Ärzte in Deutschland sehen sich einer Debatte um die lange Wartezeiten für Facharzttermine gegenüber, die besonders gesetzlich Versicherte betreffen. Eine Befragung des Spitzenverbands der gesetzlichen Krankenkassen (GKV) zeigt, dass 31% der Befragten länger als 21 Tage auf einen Termin warten mussten. Bei 25% lagen die Wartezeiten zwischen 8 und 21 Tagen. Im Gegensatz dazu konnten 45% der Befragten innerhalb einer Woche einen Termin erhalten. Diese Ergebnisse wurden im Frühjahr 2023 erhoben und verdeutlichen die Herausforderungen, mit denen gesetzlich Versicherte konfrontiert sind, während Privatpatienten oft deutlich besser abschneiden.

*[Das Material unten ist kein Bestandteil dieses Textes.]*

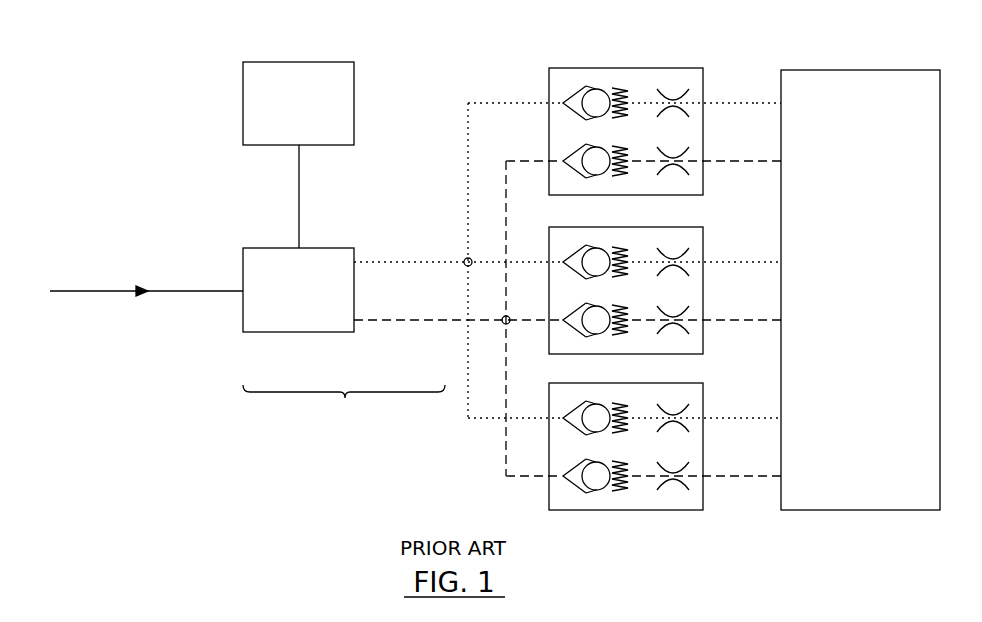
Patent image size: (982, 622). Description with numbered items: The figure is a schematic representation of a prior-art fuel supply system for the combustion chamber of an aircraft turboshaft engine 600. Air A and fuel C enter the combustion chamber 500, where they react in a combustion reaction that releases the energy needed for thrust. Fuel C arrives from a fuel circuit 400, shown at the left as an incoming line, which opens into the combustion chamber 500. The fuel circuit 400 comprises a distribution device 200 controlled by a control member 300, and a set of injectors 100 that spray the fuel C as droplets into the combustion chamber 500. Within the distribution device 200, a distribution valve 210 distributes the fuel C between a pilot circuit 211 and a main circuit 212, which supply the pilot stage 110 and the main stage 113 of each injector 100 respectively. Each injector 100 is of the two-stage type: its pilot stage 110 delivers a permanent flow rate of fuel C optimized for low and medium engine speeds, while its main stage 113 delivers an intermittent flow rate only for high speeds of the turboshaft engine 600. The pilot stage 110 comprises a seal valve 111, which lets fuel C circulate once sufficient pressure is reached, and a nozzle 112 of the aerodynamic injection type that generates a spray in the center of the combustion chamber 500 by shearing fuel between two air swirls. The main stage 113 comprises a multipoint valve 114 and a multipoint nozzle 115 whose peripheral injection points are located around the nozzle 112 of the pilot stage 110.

The turboshaft engine 600 is at (112, 74).
The fuel circuit 400 is at (60, 284).
The control member 300 is at (284, 113).
The distribution device 200 is at (402, 289).
The distribution valve 210 is at (284, 300).
The pilot circuit 211 is at (381, 264).
The main circuit 212 is at (425, 322).
The injector 100 is at (611, 290).
The seal valve 111 is at (595, 88).
The nozzle 112 is at (675, 98).
The multipoint valve 114 is at (592, 195).
The multipoint nozzle 115 is at (670, 195).
The pilot stage 110 is at (758, 101).
The main stage 113 is at (752, 163).
The combustion chamber 500 is at (845, 302).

Die Situation wird von mehreren Akteuren kritisiert. Stefanie Stoff-Ahnis, stellvertretende GKV-Chefin, weist auf die Diskriminierung gesetzlich versicherter Patienten gegenüber Privatpatienten hin. Sie fordert, dass die medizinische Notwendigkeit und nicht der Versicherungsstatus bei der Vergabe der Facharzttermine entscheidend sein sollte. Auch der Bundesgesundheitsminister Karl Lauterbach kritisiert die längeren Wartezeiten für Kassenpatienten als „nicht tragbar“ und fordert Gleichbehandlung.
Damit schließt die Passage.